The gun went off and Peter Ciaccia was there to wish everyone a great race. My friend Gen ran the first 2 loops with me, I suppose as his final long run before the Philadelphia Marathon the following weekend (he would go on to run his first sub-3!). I was happy for the company and my pacing was spot-on at 7:30. Unfortunately after the first two loops he had to call it a day, and so it would be just me and the 4-mile loop of Central Park.
There’s not a whole lot you can say about this race. It’s just the 4-mile loop on repeat. The hills get a bit taxing, especially going up Cat Hill 9 times. There is a water station on the east side and the west side of the course so you’re never more than 2 miles from aid. There are lots of people running in the park, not because of the race but just because it’s a lovely Saturday morning, so it feels as if you have plenty of company even if most of the runners are just going for their morning 5K jog.
I can at least mention the crowds.

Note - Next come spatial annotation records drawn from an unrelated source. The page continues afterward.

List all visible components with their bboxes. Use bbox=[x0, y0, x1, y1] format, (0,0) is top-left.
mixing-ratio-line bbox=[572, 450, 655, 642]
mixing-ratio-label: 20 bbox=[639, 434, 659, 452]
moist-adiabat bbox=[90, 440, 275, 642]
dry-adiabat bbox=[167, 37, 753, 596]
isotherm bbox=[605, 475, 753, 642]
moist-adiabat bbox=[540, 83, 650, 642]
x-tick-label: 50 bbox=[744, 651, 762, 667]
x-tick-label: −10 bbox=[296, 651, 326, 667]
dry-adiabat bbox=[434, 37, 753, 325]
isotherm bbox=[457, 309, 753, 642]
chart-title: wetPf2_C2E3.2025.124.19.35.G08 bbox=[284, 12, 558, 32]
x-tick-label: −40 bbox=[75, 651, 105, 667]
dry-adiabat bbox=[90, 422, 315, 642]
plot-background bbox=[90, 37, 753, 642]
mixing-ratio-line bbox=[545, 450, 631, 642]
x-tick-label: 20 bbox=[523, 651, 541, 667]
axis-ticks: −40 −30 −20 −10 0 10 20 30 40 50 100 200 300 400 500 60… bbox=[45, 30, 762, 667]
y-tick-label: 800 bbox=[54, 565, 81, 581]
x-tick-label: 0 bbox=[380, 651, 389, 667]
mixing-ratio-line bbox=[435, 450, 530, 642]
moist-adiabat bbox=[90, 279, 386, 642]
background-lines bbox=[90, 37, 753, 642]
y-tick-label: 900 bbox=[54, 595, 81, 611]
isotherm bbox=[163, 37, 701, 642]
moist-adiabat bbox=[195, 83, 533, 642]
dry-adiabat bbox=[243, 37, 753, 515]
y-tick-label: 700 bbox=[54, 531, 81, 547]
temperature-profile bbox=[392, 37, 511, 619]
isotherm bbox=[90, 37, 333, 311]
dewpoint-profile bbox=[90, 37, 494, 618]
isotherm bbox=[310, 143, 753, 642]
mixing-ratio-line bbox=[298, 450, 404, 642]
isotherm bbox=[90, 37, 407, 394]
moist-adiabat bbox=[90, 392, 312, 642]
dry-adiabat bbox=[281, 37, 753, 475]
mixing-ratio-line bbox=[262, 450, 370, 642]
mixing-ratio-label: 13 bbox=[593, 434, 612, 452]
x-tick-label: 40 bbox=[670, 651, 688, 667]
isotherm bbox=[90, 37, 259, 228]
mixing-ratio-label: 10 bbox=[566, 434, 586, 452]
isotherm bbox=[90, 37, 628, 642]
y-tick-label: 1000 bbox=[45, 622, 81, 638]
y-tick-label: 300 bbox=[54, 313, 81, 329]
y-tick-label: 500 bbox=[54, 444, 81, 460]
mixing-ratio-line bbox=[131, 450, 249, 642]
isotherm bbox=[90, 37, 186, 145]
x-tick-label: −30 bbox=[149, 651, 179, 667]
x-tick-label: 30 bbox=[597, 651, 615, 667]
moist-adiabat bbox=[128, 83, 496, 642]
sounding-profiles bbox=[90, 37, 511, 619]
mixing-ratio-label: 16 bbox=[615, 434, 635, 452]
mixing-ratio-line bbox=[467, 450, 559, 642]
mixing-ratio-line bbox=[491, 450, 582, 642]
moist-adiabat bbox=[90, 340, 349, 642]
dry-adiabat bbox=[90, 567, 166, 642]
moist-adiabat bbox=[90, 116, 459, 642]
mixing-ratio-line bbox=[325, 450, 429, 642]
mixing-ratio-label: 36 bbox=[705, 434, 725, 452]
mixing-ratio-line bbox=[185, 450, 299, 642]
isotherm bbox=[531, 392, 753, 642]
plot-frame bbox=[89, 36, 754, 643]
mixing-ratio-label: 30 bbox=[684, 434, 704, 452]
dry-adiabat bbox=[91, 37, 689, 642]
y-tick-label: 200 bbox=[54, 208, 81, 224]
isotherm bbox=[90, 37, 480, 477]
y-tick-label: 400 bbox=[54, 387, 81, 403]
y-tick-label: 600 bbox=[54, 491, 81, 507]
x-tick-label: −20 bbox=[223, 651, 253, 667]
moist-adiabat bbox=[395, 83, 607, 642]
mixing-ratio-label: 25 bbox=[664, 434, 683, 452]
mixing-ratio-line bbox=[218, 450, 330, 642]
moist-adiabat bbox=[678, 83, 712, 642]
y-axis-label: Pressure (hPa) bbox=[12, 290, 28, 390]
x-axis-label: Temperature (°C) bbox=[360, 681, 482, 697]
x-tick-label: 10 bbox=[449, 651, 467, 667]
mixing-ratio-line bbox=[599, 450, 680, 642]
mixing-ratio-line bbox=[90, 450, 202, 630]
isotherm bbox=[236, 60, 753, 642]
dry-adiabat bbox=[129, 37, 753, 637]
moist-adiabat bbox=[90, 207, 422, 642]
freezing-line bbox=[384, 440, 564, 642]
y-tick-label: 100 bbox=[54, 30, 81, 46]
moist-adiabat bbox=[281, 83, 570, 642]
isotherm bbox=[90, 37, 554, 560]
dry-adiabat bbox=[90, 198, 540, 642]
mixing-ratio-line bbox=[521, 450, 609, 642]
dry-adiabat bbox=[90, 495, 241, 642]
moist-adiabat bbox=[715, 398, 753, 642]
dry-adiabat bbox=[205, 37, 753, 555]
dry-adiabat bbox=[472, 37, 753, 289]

Because of the loop format, if you’re lucky enough to be in a large running club that supports you then there’s a good chance they’ll send out a crew to cheer you on. All they have to do is stay put and they’ll see you as many times as they wish. Better yet, some will run the opposite direction to see and cheer you along twice as many times. And inevitably there are those who will also run with you for support and to break up the monotony of the course. I had all three of these things. Front Runners had a great cheer zone at the bottom of the west side at 72nd Street. In addition, a number of them ran the opposite direction of the course and cheered me on from multiple points. And Richard White was nice enough to run me through the final loop of the course when I was starting to hurt.
If you run in the top 10 or 15 positions, you’ll be lapping people beginning halfway through the race. This was my only sense of accomplishment other than maintaining a steady pace. Otherwise I just set my legs to cruise control and tried to check out mentally. I wouldn’t even pay attention to the number of laps I had left because you start to forget silly things like that (“Was that lap 6, or 7?”). Instead I knew my finishing time would be around 4 hours and 40 minutes, so I just focused on running until I had an hour left to go and then I could start counting down.
In the end I managed fairly even splits — some miles were faster than others, but then were slowed down by bathroom breaks or stops to get fuel and hydration. I crossed in 4:41:09 (7:33 pace), to set a new record for FRNY and place 7th overall for the race. I was happy. I waited around to see the other Front Runners finish (Connor, Manja, Kurt), and called it a day. Within a half hour I was back home, showered, and ready for a nap. Ah, the benefits of an ultramarathon in your city’s back yard!